Nodulation and Nitrogen Fixation:
The success of leguminous crops in nitrogen deficient soils results from nodules containing symbiotic Rhizobium bacteria that reduce N2 to NH3. Bradyrhizobium and Azorhizobium are the other two genera of bacteria capable of fixing atmospheric nitrogen in root nodules of legumes. Chemical synthesis of nitrogen fertilisers requires fossil fuel but Rhizobium uses solar energy collected by plant photosynthesis.
Nodulation and nitrogen fixation are observed under wide range of temperatures with optima between 20° and 30°C. Edaphic and climate factors influence nitrogen fixation. Most legumes are either sensitive or moderately resistant to salinity and growth depression is attributed to toxic Na and CI ions. Low levels of Ca, P and Mo and excessive quantities of Al and Mn adversely affect nodulation.
Nitrogenage is the enzyme, which mediates the reduction of N2 to NH3. This system comprises two water-soluble proteins, the larger molecule known as dinitrogenase in Mo-P, while a smaller partner is an iron protein called as dinitrogenase reductase, which is most sensitive to oxygen.
The major energy cost is nodule respiration and 16 per cent of the carbohydrates synthesised by host plant is used up by the bacteriods. A total of 2.3 to 6.1 g carbon per gram of N2 fixed is utilised in the process.
Reasonable targets for N2 fixation for grain legumes is 250 kg N ha-1, while for grasses it is 500 kg N ha-1. Wide variations reported are mainly due to different methods of estimation. Factors like excess water, soil moisture stress, toxic ions like Na and CI, salinity, acidity etc. adversely affect nodulation and N2 fixation. It is reasonable to claim that 10 to 17 per cent nitrogen is transferred to the succeeding crop.
Importance of Rhizobium inoculation is realised when a legume is introduced in a new area where that particular legume was never grown. Some legume crops such as soybean have got specific requirement for Rhizobium. For successful growth of such crops, it is essential to inoculate the seed or soil with specific Rhizobium.
Most popular method of inoculating the seed is to mix the dry inoculant with seed (dry method), sprinkling water on seed and then mixing dry inoculum with seed (sprinkling method), sugar or molasses (slurry method) and pelleting the seed with several forms of calcium carbonate, gypsum, rock phosphate, superphosphate, peat soil etc. Thiram is not toxic to soybean bacteria.

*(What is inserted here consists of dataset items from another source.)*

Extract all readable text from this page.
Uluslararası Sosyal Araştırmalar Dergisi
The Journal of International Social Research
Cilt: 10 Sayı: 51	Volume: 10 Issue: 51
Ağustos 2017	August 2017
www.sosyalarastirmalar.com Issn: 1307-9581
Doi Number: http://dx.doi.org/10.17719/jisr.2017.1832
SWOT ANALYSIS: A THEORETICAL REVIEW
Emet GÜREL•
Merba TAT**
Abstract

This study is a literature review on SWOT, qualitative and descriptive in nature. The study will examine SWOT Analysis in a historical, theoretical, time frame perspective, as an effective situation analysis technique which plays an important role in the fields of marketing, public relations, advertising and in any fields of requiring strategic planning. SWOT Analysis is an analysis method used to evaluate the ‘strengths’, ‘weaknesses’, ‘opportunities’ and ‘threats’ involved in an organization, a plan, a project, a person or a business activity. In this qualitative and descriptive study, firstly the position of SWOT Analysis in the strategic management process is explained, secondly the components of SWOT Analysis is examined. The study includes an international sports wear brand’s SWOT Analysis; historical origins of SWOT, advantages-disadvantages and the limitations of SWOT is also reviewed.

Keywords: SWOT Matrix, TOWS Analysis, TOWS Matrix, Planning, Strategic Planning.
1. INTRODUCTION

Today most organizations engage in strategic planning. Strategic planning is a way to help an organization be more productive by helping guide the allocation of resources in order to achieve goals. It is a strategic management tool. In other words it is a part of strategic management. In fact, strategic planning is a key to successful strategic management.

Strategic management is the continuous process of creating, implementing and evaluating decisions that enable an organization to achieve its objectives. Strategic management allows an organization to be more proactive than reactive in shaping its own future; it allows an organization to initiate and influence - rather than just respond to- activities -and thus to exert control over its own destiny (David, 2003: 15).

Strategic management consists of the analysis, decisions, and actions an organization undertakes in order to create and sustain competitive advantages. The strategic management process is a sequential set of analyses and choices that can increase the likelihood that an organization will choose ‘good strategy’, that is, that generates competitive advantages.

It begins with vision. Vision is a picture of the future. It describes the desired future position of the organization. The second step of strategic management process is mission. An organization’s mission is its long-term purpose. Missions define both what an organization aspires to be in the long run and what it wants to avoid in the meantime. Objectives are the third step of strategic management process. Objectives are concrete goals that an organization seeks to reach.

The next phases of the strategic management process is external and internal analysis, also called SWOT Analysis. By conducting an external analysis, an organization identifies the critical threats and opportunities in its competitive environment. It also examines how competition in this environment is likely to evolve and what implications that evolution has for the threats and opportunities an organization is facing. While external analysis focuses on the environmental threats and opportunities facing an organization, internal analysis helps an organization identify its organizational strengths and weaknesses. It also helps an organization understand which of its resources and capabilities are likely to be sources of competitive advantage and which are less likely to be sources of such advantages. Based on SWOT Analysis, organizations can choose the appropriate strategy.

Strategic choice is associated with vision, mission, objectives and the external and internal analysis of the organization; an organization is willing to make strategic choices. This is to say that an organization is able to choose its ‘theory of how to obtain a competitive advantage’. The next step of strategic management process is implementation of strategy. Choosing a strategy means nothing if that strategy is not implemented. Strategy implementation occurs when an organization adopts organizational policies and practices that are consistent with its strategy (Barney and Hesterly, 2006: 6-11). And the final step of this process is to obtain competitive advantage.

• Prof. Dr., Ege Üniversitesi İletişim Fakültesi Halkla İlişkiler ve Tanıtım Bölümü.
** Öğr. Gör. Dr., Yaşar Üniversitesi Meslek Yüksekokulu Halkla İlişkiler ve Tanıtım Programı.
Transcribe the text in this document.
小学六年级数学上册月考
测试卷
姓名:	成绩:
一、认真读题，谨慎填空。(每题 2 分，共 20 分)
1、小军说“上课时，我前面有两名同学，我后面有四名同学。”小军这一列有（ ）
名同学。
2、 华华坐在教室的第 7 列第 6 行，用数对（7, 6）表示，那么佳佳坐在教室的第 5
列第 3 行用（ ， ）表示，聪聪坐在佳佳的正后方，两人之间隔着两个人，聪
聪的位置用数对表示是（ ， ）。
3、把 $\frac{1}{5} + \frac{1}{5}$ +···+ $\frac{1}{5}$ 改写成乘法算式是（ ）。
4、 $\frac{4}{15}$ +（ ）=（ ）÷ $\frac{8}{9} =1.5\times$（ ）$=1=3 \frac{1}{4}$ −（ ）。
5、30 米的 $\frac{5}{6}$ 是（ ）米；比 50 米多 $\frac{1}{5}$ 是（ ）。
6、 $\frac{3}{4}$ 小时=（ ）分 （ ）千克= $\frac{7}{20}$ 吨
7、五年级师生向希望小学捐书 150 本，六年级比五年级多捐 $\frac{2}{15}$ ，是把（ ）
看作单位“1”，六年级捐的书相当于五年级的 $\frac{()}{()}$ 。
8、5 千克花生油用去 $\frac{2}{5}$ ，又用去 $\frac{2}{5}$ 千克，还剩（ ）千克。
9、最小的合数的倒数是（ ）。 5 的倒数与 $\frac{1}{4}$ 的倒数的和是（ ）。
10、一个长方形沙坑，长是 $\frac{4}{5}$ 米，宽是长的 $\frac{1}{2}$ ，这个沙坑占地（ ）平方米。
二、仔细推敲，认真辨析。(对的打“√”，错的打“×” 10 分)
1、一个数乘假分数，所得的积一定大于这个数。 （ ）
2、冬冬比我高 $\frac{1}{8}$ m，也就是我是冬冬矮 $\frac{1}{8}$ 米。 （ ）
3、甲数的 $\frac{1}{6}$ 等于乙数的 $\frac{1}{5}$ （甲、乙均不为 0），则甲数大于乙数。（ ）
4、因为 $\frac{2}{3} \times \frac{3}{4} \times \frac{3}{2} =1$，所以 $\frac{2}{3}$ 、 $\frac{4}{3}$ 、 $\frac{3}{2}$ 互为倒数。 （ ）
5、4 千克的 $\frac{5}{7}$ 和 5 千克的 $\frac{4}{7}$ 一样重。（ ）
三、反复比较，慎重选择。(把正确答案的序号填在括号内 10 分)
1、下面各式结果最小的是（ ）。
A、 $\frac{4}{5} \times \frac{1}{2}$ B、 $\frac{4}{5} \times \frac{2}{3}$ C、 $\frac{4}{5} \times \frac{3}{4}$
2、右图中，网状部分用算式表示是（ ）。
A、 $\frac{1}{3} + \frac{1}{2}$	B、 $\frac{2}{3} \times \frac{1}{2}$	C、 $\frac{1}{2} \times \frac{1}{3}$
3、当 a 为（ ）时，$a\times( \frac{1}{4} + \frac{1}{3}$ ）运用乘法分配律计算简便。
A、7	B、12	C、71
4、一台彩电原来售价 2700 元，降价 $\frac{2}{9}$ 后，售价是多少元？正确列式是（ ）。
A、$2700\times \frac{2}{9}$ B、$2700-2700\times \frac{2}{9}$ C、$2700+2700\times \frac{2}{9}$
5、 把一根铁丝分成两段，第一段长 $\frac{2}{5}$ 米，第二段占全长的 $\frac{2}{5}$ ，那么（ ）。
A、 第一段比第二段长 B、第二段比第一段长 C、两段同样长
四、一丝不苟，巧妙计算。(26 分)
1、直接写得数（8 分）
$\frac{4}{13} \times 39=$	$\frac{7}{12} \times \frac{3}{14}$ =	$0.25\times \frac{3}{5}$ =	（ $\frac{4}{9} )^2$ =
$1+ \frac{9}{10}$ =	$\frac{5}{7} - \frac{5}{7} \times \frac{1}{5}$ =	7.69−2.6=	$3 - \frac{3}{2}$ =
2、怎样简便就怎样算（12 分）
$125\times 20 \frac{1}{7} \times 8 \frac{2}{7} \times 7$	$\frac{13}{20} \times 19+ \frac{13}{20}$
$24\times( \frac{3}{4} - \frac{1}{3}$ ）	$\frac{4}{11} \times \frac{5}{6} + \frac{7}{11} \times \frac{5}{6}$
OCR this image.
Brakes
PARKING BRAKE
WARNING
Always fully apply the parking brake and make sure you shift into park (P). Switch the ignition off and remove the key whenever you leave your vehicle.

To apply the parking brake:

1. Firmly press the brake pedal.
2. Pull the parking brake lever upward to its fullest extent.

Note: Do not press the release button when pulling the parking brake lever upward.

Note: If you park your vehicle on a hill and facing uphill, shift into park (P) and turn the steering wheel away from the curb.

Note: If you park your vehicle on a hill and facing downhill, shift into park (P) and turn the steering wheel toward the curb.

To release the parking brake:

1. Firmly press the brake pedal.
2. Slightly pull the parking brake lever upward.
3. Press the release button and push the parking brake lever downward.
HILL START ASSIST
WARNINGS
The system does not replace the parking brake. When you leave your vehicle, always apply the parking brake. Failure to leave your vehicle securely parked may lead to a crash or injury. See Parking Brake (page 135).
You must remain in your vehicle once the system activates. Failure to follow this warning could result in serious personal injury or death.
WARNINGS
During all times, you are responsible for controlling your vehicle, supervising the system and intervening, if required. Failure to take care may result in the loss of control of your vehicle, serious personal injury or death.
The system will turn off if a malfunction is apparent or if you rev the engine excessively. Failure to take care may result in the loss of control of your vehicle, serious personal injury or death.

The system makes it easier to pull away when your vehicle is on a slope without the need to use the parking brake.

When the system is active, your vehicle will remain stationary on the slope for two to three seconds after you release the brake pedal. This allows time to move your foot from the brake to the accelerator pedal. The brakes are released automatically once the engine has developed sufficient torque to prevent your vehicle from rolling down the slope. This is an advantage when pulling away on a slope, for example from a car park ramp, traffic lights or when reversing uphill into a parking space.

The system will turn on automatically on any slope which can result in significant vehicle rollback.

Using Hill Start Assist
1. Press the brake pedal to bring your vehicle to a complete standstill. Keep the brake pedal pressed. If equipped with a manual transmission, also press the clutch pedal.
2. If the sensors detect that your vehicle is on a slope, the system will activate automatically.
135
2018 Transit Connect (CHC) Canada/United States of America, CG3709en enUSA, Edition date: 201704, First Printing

Captan and Carboxin inhibit the activity of Rhizobium for a short time. The PCNB is toxic to the bacteria. Seeds treated with fungicides have no adverse effect on Rhizobia when placed in the seed furrow with granular or liquid inoculants. A mixture of systemic insecticide and inoculant may inhibit the activity of inoculant for a few days. The adverse effect on nodulation disappears within a week.